Va letta in questo senso anche la senile professione di fede a favore dell’Unione Sovietica proposta inopinatamente da un politico che proprio sullo stalinismo aveva osato sfidare apertamente Togliatti (reticente «sulla gravità delle nostre corresponsabilità»). Se nel cosiddetto popolo comunista, ancora negli anni ’70, perdurava il mito di Mosca, era evidente per Amendola che questo fardello avrebbe almeno potuto essere sfruttato politicamente. Il culto di una società altra serviva soprattutto per coprire le spalle al partito impegnato nella maturazione difficile di una prospettiva di governo. Tra i dirigenti comunisti Amendola fu quello che più di altri ricercò le vie del potere, dell’inserimento nella maggioranza come cimento indispensabile per una forza politica altrimenti rassegnata dinanzi all’inesorabile fallimento storico.
Dalla cultura dello storicismo assoluto, accanto a schematismi e sordità verso altri approcci, egli trasse tutto l’armamentario che lo riconduceva all’aspra scuola del realismo politico. Non ha mai nascosto l’originaria adesione al «principio della necessità del terrore che per noi richiamava quello giacobino». La lettura dei fenomeni reali senza pregiudizi è però sempre stata un suo punto di forza. Alcuni processi li ha sottovalutati (maturazione nel triangolo industriale di una nuova e combattiva classe operaia), altri (l’individualismo ipermoderno, la società dei consumi, il lassismo) li ha deplorati con un ruvido moralismo (al chiassoso chiacchiericcio italico egli contrapponeva «il comunista che parla poco, disciplinato, onesto»). Ha compreso però le fragilità del capitalismo italiano, anche nelle sue fasi di celere modernizzazione, e la necessità di allestire una coalizione sociale più ampia attorno alla classe operaia. Ha posto sempre l’accento sul peso storico delle differenziazioni territoriali e quindi sul riproporsi dell’eterna questione meridionale e dei legami notabiliari (le battaglie degli anni ’50 raddoppiarono i voti del Pci nel sud). Ha enfatizzato la necessità di scavalcare i limiti congeniti di una democrazia bloccata, per via dell’assetto del sistema internazionale della guerra fredda, con un ancoraggio più solido da parte del Pci nel campo del socialismo europeo («abbiamo sbagliato a fare una critica indifferenziata alla socialdemocrazia»).

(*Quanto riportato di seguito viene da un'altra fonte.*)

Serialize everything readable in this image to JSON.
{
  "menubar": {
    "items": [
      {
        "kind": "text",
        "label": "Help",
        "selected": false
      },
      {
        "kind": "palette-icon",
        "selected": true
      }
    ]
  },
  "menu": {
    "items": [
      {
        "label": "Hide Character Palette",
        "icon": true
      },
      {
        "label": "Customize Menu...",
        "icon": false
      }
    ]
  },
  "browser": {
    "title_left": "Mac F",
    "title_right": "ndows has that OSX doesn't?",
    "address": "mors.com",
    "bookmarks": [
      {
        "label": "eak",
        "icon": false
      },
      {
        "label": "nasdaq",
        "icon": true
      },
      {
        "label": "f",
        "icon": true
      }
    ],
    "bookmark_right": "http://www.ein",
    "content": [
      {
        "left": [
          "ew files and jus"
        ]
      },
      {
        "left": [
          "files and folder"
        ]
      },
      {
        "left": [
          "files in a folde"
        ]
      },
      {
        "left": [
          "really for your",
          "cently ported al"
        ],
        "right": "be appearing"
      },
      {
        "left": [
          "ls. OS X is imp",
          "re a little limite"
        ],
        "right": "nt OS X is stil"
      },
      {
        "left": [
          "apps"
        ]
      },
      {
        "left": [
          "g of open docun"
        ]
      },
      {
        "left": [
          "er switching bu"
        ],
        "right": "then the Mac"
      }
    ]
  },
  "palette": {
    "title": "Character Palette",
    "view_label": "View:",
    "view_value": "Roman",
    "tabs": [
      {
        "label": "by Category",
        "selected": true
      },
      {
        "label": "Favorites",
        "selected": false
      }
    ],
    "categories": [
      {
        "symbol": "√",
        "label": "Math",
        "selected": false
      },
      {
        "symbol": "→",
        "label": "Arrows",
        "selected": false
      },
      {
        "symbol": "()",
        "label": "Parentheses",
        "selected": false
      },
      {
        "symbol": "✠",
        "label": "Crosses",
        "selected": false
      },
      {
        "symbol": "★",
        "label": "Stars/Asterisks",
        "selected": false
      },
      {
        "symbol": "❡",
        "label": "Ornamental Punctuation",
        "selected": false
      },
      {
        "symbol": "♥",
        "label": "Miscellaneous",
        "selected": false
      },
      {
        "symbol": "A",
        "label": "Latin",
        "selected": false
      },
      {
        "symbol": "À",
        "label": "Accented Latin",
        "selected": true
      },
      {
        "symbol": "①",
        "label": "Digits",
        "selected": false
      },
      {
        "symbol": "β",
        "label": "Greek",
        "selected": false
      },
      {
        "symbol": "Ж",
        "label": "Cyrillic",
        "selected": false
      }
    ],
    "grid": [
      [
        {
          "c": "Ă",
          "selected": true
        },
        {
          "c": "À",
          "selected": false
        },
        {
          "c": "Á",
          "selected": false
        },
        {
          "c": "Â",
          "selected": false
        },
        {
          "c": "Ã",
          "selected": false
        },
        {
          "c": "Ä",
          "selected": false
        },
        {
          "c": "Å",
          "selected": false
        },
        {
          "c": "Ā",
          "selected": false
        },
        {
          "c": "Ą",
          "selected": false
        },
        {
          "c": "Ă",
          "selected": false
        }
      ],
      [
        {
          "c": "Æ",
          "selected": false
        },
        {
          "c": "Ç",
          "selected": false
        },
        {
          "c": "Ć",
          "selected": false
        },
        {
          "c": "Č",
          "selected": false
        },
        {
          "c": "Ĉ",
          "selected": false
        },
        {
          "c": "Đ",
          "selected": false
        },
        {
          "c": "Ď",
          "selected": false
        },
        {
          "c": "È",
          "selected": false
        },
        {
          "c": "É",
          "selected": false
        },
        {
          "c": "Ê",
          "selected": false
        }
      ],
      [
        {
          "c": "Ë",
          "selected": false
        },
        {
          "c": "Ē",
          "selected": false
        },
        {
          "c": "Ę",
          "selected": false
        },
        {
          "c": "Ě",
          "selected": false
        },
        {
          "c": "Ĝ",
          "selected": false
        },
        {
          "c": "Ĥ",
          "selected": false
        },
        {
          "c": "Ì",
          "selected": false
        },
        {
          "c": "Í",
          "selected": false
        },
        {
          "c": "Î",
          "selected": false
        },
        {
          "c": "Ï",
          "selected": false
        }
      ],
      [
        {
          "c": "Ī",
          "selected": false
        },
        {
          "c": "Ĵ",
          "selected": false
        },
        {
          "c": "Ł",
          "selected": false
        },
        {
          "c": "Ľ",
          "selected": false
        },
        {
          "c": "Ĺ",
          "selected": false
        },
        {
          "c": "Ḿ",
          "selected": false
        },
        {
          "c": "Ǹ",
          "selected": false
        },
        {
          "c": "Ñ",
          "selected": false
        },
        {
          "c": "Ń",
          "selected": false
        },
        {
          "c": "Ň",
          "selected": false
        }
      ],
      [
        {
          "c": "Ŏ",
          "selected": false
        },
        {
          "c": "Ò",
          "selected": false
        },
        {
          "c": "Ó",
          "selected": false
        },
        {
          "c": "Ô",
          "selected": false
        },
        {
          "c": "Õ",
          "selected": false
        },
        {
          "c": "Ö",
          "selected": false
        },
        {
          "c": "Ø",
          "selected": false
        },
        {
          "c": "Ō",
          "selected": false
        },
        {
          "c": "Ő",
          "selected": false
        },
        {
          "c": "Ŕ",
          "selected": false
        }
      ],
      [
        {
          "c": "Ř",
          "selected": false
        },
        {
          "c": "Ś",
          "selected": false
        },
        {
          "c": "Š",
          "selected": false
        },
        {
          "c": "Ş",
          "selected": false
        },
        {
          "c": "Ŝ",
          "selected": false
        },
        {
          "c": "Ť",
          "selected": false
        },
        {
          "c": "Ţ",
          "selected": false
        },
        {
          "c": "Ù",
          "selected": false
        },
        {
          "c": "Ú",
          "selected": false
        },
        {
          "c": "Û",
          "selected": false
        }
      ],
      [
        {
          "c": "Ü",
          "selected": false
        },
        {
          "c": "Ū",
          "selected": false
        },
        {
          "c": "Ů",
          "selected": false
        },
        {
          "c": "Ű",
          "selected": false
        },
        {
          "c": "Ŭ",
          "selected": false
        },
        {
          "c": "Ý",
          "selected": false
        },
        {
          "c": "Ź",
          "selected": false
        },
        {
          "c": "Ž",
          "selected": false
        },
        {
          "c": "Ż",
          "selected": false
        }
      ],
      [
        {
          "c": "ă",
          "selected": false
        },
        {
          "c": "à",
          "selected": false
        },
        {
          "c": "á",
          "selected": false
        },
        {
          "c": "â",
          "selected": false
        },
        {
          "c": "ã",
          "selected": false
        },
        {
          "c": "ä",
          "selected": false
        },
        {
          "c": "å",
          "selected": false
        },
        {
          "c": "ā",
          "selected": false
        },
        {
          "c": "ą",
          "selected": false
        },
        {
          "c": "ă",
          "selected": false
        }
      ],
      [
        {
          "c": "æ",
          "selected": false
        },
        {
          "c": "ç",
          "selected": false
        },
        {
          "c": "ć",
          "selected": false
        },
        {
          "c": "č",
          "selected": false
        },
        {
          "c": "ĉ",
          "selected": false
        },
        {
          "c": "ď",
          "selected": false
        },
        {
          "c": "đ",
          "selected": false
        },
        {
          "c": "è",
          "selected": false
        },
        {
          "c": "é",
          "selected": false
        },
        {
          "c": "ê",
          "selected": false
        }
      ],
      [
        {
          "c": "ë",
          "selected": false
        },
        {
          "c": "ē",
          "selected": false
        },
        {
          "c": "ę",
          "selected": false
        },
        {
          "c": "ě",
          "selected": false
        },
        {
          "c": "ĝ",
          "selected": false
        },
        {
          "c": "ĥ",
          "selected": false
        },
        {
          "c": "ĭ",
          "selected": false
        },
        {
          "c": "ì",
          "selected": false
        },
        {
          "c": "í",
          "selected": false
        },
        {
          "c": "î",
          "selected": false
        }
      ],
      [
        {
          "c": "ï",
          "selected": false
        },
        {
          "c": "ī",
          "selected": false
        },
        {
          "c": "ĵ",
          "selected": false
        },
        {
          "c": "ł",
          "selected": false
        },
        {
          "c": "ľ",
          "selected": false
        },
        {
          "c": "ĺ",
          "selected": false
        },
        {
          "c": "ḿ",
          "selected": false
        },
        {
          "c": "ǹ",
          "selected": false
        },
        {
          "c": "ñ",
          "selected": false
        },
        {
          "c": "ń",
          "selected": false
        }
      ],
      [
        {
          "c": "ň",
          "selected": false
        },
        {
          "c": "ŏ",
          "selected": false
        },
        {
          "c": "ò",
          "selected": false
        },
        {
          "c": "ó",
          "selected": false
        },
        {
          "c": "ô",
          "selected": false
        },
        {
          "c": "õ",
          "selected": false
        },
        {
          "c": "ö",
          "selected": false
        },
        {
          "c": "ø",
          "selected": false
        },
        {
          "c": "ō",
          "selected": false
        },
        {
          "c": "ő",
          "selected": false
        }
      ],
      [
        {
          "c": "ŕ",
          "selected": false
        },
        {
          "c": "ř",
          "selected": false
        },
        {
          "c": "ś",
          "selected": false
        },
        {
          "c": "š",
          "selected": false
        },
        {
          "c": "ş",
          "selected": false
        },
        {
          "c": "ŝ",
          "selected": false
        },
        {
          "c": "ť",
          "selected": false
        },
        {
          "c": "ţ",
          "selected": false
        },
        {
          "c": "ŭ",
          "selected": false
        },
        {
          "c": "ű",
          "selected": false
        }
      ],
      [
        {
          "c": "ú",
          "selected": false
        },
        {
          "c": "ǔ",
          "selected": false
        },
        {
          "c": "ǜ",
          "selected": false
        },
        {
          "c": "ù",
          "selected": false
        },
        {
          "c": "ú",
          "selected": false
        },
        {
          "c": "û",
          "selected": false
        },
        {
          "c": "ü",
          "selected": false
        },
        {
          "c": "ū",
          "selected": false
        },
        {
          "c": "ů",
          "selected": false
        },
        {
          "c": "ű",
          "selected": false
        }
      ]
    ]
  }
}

Amendola appartenne, con la sua fedele eccentricità, con la sua obbedienza nella rude provocazione (dichiarò il fallimento del comunismo e anche della socialdemocrazia), ad una grande storia politica che non ha avuto in sorte l’accesso al governo del paese. Il mancato appuntamento con il governo per lui era una tara che conferiva ad una forza politica l’amara sensazione dell’incompiutezza. La cosiddetta seconda repubblica ha aperto alla sinistra la prospettiva di un governo ma, giunta al potere, essa si è ritrovata senza più storia. Celebrando Amendola a vent’anni dalla scomparsa, Napolitano ha deplorato la «distruzione del passato» come prediletta occupazione delle novelle forze politiche. La damnatio memoriae ha contagiato una politica troppo impoverita per essere vera fonte di passioni intense. Sul finire degli anni ’70, Amendola scriveva che senza una coscienza storica la politica è nulla. E che senza l’idea di un oltrepassamento si cade in uno sconfortante: «Abbiamo lottato tutta la vita e per che cosa?».